Jump to content

Parsoid/Incremental re-parsing after wikitext edit

From mediawiki.org

There are two classes of issues:

  • Wikitext syntax changing the semantics of neighboring content: <nowiki>, unbalanced }} / {{ etc
  • Unbalanced tags changing the DOM structure or combining with the DOM of neighboring content: Somebody inserting an unclosed <div> somewhere etc., converting a paragraph in the middle of lists into a list item etc.

The first issue can be treated conservatively by matching all diffs against a regexp containing potentially problematic wikitext syntax, and reverting to a full re-parse if any diff matches.

As for the second, we can handle it as follows. If 's' is the offset in the original wikitext where the diff shows up, we can use DSR information in the DOM to find B, the top-level block (a direct child of the body) in the original DOM corresponding to the offset 's'. We now reparse the new wikitext corresponding to B (original wikitext of B + wikitext diffs applied to it) giving us a new set of top level nodes.

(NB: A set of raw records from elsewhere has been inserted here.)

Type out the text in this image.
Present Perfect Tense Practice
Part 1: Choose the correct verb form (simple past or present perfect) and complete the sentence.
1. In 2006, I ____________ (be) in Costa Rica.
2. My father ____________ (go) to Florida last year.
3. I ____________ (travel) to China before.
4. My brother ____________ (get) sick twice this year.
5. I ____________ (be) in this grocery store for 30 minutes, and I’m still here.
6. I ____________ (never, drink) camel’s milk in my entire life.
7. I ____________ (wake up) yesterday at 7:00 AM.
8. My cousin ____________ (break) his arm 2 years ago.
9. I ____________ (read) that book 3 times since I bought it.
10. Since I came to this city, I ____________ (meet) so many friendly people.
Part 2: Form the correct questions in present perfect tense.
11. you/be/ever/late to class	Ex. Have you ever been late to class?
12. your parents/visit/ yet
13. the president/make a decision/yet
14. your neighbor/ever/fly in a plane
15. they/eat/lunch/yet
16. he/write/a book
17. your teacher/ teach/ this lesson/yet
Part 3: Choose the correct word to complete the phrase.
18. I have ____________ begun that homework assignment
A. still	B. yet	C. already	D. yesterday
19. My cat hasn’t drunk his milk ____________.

If one of the following is true, the range needs to be expanded to include neighboring top-level nodes or (conservatively) the entire document.

  • the new set has more than one top-level node (ex: P changes to P,P ) OR
  • the name of the single top-level node is different than B's name (ex: P changes to UL) OR
  • the single top-level node has auto-inserted end tags inserted by the tree

Since most edits are simple text changes, link insertion or other simple inline edits, this simple and conservative approach should still provide a major capacity improvement. If it turns out to be worth it, we can later refine the handling of some cases from the conservative re-parse everything to something more intelligent.